Introduction
A new generation of IT operations tools are emerging that are collectively referred to as “AIOps”. As the name implies, they are IT operations tools that leverage artificial intelligence / machine learning (AI/ML). As there are often questions about how much AI/ML these products use, it is worth exploring an example, the Selector platform.
There are three big buckets of AI. Narrow AI is the class of AI that most AIOps tools are in, capable of performing specific tasks, but not human like. General AI is more like human intelligence and Super AI is intelligence that exceeds humans.
While the future of General AI and Super AI is unknown, narrow AI is already making significant contributions, dramatically increasing the efficiency and effectiveness of operations teams.
Supervised Learning
No discussion of AI/ML can exclude a discussion of Supervised Learning, because it is perhaps the most widely discussed and known machine learning approach. Supervised learning is common in classification and regression processing where there is a desire to train a model to learn the relationship between a label (this is a cat, this is a dog,..) and structure in data.
There are aspects of AIOps for which supervised learning may be well suited, for example root cause analysis on previously captured anomalies. This blog focuses on rapid anomaly detection, ranking, and contextualization from unlabeled data streaming at a rate of millions of messages per second.
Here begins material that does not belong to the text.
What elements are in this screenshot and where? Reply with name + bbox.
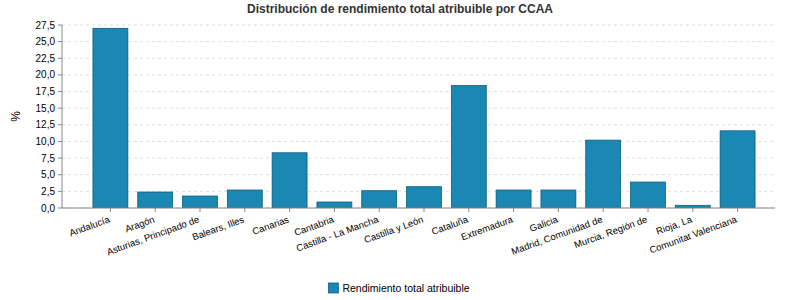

Rapid anomaly detection approaches that are already delivering significant value include unsupervised learning and self-supervised learning. Neither require long training times or rely on large datasets of previously labelled data.
Unsupervised Learning
Unsupervised learning is a way of learning structure without any hints about what that structure is, i.e., labelled data. An example is clustering like structures. This approach is extremely helpful in network health applications where the goal is to contextualize and correlate many different types and sources of data.
Unlike static rules-based systems, with unsupervised learning, a dynamically assembled and filtered view of network & applications is created. Analysis adjusts to the available data, rather than using rules-based logic that works best in the presence of specific data.
Anomaly sources and connections to other resources are identified. Correlation also occurs across time. A configuration change that occurred before the emergence of the anomaly can be correlated with the anomaly, and operations teams can quickly drill down on what the configuration change was. Other context, such as inventory data can be used to provide a richer view of anomaly sources and connections.
A clear and noise-reduced story of health is created, focusing the energies, experience and skills of operations teams on next steps: collaboration and action.
Most importantly, this approach discovers anomalies that have never been seen or occurred before. This is critical in increasingly dynamic and complex environments.
Self-Supervised Learning
Self-supervised learning is an approach that is often asserted as being close to how people learn. Learning by observation.
In network health applications, it is common to monitor thousands of specific measurements, and then alert based on threshold violations. Thresholds can be set manually by operations teams or default heuristics can be applied. Both approaches have challenges ranging from the time to maintain, to a flood of false alarms.
A better approach is to use self-supervised learning. Observe what is “normal”, and then alert based on algorithmic deviations from a normal-based prediction. In this way, thresholds are not only dynamic, they are automated. Less noise, and less manual threshold setting by operations teams.
Conclusion
The human imagination, aided by science fiction fantasies created for entertainment purposes, often creates expectations that are ahead of where technology currently is. In the case of AI, that expectation is general AI and super AI. However, narrow AI is real, and applied intelligently, is delivering significant value for operations teams.
The use of terms AI/ML and AIOps for anomaly detection are derived from unsupervised learning and self-supervised learning. In addition to approaches that are recognized as “AI/ML”, other algorithms are used, for example recommender systems for ranking.